Une expo photo capitale


Paris, pour l’éternité
Cabaret de l’Homme armé (détail), 25, rue des Blancs-Manteaux, IVe, septembre 1900 © Paris Musées / musée Carnavalet – Histoire de Paris

Il ne vous reste qu’une semaine pour courir à la Fondation Henri Cartier-Bresson, à Paris, afin de (re)plonger dans l’univers d’Eugène Atget. Ce photographe sut, mieux que personne, fixer l’âme de la capitale.


Eugène Atget (1857-1927) connut une notoriété tardive, pour ne pas dire posthume. Cet ancien comédien qui « renonça aux fards du théâtre pour démaquiller la vérité », selon Walter Benjamin, se mua en photographe génial, en pionnier de la photographie de rue pour immortaliser un Paris post-haussmannien amené, lui aussi, à disparaître. Il commence son travail d’inventaire topographique, architectural et quasi ethnographique en 1897. S’intéressant d’abord à la faune parisienne, il fixe marchands ambulants, commerçants embourgeoisés, serveurs de cafés, enfants errants, kermesses de quartier et Romanichels des Fortifs. La vie de la ville. 

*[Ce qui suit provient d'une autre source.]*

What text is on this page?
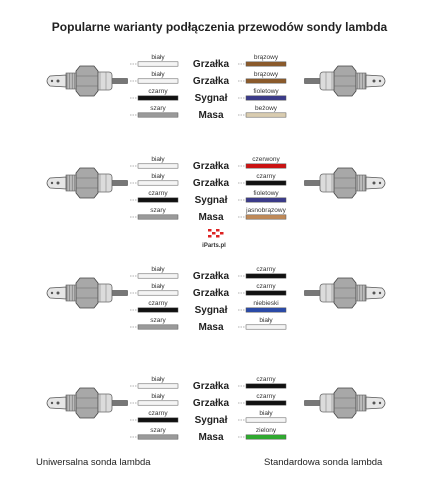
Popularne warianty podłączenia przewodów sondy lambda
biały
Grzałka
brązowy
biały
Grzałka
brązowy
czarny
Sygnał
fioletowy
szary
Masa
beżowy
biały
Grzałka
czerwony
biały
Grzałka
czarny
czarny
Sygnał
fioletowy
szary
Masa
jasnobrązowy
biały
Grzałka
czarny
biały
Grzałka
czarny
czarny
Sygnał
niebieski
szary
Masa
biały
biały
Grzałka
czarny
biały
Grzałka
czarny
czarny
Sygnał
biały
szary
Masa
zielony
iParts.pl
Uniwersalna sonda lambda	Standardowa sonda lambda
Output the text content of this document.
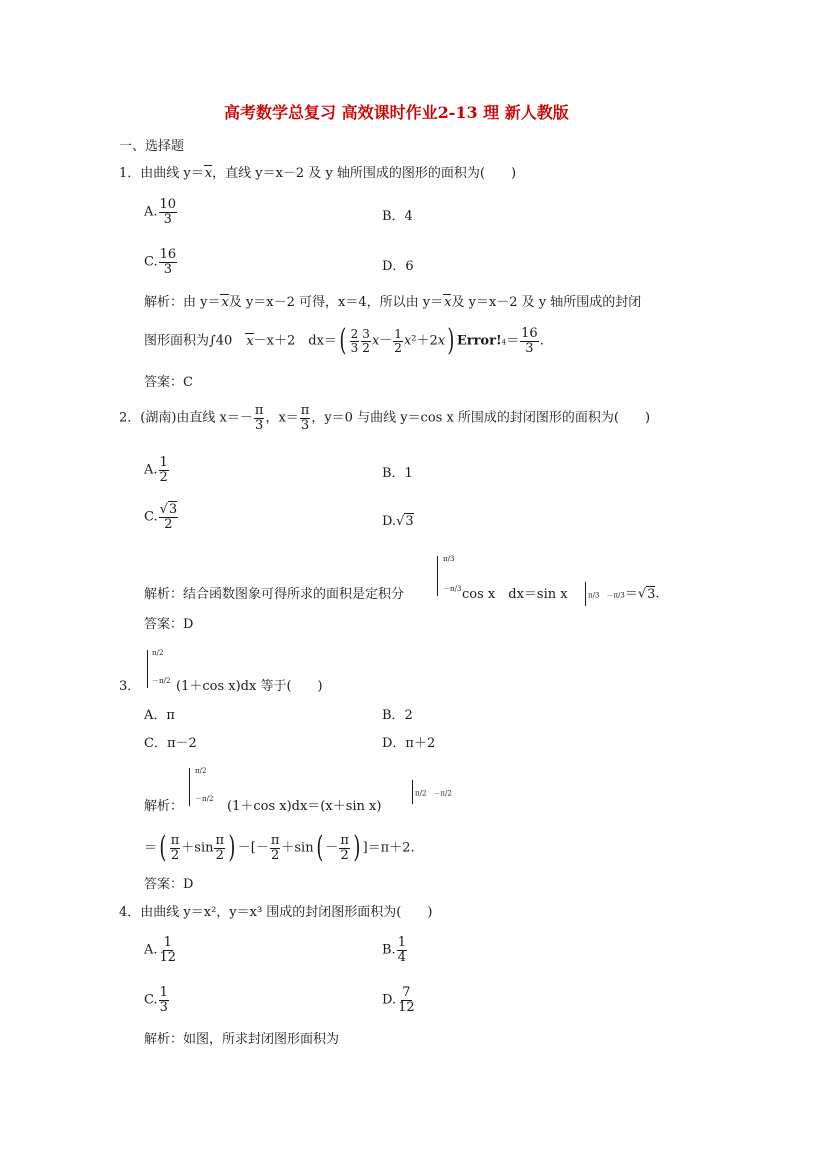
高考数学总复习 高效课时作业2-13 理 新人教版
一、选择题
1．由曲线 y＝x，直线 y＝x－2 及 y 轴所围成的图形的面积为(　　)
A. $\frac{10}{3}$	B．4
C. $\frac{16}{3}$	D．6
解析：由 y＝x及 y＝x－2 可得，x＝4，所以由 y＝x及 y＝x－2 及 y 轴所围成的封闭
图形面积为∫40　x－x＋2　$dx=( \frac{2}{3} \frac{3}{2} x- \frac{1}{2} x^2+2x)$ Error!4＝ $\frac{16}{3}$ .
答案：C
2．(湖南)由直线 $x=- \frac{\pi}{3}$ ，$x= \frac{\pi}{3}$ ，y＝0 与曲线 y＝cos x 所围成的封闭图形的面积为(　　)
A. $\frac{1}{2}$	B．1
C. $\frac{√3}{2}$	D.√3
π/3
－π/3
解析：结合函数图象可得所求的面积是定积分	cos x　dx＝sin x	π/3　－π/3＝√3.
答案：D
π/2
－π/2
3．	(1＋cos x)dx 等于(　　)
A．π	B．2
C．π－2	D．π＋2
π/2
－π/2
解析：	(1＋cos x)dx＝(x＋sin x)
π/2　－π/2
＝( $\frac{\pi}{2} +\sin \frac{\pi}{2}$ ) －[－ $\frac{\pi}{2} +\sin( - \frac{\pi}{2}$ ) ]＝π＋2.
答案：D
4．由曲线 y＝x²，y＝x³ 围成的封闭图形面积为(　　)
A. $\frac{1}{12}$	B. $\frac{1}{4}$
C. $\frac{1}{3}$	D. $\frac{7}{12}$
解析：如图，所求封闭图形面积为
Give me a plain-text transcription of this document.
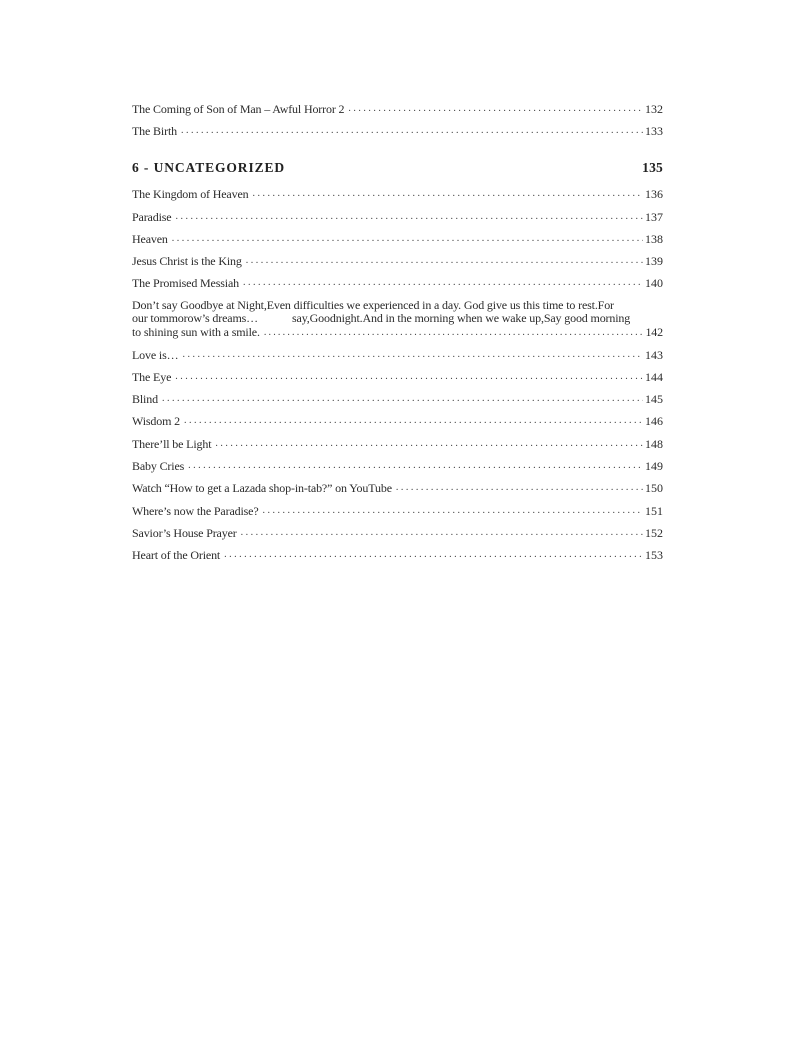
The Coming of Son of Man – Awful Horror 2 . . .	132
The Birth . . .	133
6 - UNCATEGORIZED	135
The Kingdom of Heaven . . .	136
Paradise . . .	137
Heaven . . .	138
Jesus Christ is the King . . .	139
The Promised Messiah . . .	140
Don’t say Goodbye at Night,Even difficulties we experienced in a day. God give us this time to rest.For
our tommorow’s dreams…	say,Goodnight.And in the morning when we wake up,Say good morning
to shining sun with a smile. . . .	142
Love is… . . .	143
The Eye . . .	144
Blind . . .	145
Wisdom 2 . . .	146
There’ll be Light . . .	148
Baby Cries . . .	149
Watch “How to get a Lazada shop-in-tab?” on YouTube . . .	150
Where’s now the Paradise? . . .	151
Savior’s House Prayer . . .	152
Heart of the Orient . . .	153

Coin de la place Saint-André-des-Arts et de la rue Hautefeuille, VIe, 1912 © Paris Musées / musée Carnavalet – Histoire de Paris

Très vite, il braque ensuite sa chambre noire sur les perspectives des ruelles obscures du Marais, du Quartier Latin et des faubourgs villageois de Passy. Souvent prises au petit jour, ces vues d’un Paris désert et fantomatique nous plongent irrémédiablement dans un étrange sentiment, celui de reconnaître ce que l’on ne peut plus voir, ou qui a été, depuis, défiguré. 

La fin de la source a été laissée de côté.